The Google Fit API is Google’s framework for accessing health and fitness data such as steps, sessions, and activity-related records across supported applications and services. Google provided Android APIs and a REST API for developers.
Is Google Fit API still available?
Google says the Google Fit APIs are deprecated in 2026. Existing developers may still be managing legacy implementations during the migration period, but new developers have not been able to sign up since May 1, 2024.
Can new developers start using Google Fit API?
No. Google states that developers cannot sign up to use these APIs as of May 1, 2024.

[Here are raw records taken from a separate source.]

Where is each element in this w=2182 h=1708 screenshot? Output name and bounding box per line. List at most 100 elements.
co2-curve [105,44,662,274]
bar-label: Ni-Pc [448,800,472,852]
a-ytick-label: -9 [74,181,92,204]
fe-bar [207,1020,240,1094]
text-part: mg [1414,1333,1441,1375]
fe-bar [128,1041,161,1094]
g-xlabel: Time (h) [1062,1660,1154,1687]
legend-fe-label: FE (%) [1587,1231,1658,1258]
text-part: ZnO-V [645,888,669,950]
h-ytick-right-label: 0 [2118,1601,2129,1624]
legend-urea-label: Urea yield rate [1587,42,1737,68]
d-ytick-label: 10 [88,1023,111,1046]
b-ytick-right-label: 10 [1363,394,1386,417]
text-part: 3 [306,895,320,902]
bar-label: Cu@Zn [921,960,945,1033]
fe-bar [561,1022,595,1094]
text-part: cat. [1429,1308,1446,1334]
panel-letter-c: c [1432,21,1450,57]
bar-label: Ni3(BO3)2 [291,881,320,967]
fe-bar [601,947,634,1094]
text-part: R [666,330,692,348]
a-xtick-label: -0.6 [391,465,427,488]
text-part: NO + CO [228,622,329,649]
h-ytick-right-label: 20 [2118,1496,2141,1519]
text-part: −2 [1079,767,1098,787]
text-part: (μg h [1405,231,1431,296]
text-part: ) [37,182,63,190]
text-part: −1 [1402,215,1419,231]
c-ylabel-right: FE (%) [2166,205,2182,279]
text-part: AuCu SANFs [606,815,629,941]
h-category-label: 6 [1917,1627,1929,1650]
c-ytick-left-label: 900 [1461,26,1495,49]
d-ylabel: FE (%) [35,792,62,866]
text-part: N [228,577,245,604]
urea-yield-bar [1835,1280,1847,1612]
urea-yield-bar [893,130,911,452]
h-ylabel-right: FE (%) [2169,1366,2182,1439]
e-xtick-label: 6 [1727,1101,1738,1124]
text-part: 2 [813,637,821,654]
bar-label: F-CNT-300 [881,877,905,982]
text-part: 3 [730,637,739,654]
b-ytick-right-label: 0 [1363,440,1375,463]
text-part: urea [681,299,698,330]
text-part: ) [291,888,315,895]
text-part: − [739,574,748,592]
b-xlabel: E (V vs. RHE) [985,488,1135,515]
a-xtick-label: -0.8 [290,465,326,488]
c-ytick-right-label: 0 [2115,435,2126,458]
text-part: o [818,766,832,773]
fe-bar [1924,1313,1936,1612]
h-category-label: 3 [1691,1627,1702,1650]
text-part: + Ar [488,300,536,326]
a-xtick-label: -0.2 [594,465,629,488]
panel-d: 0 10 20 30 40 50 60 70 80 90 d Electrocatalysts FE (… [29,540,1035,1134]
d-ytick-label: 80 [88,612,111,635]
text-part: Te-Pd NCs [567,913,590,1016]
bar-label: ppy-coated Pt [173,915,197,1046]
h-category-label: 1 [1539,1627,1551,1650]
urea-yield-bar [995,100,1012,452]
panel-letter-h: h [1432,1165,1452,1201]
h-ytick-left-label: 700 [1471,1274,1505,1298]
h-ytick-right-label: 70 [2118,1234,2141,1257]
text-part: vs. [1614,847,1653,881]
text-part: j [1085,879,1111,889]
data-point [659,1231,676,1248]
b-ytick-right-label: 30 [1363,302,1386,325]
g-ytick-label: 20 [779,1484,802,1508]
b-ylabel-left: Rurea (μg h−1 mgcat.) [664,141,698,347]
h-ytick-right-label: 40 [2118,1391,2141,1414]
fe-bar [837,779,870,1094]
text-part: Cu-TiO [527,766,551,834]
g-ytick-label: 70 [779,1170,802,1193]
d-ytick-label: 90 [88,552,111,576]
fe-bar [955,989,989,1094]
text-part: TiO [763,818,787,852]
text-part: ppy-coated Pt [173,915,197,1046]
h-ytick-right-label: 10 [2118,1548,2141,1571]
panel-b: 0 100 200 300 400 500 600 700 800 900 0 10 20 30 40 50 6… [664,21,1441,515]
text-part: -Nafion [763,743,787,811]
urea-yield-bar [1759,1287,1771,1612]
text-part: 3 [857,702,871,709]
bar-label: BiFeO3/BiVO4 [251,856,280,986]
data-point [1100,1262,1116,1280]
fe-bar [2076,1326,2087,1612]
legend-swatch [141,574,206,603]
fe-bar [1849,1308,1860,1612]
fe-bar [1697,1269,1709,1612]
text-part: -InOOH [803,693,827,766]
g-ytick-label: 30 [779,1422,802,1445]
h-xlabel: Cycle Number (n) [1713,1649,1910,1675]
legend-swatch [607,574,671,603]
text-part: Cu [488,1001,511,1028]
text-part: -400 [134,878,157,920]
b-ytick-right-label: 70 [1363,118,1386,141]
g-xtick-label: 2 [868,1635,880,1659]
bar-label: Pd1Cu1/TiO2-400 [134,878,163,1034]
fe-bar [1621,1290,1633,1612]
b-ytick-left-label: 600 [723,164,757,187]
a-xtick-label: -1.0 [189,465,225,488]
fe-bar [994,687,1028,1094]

What is the alternative to Google Fit API?
For Android health and fitness apps, Google is directing developers toward Android Health APIs, especially Health Connect. Google also mentions Fitbit Web API for certain account-centric Fitbit ecosystem use cases.
Is there a replacement for Google Fit REST API?
Google’s migration FAQ says there is no alternative to the Fit REST API. This means teams with REST-dependent architectures may need a broader redesign rather than a simple one-to-one replacement.
Why is Google Fit API still important for businesses?
The Google Fit API is still important for businesses that maintain older fitness apps, need migration planning, or want to understand how legacy health integrations were built before moving to newer Android health technologies. This is especially relevant for audit, modernization, and product continuity work.
Should a new fitness app in the USA build with Google Fit API today?
For most new Android health and fitness products, the better path is to evaluate Health Connect rather than start a fresh dependency on the Google Fit API, because Google has already deprecated Fit and published migration guidance.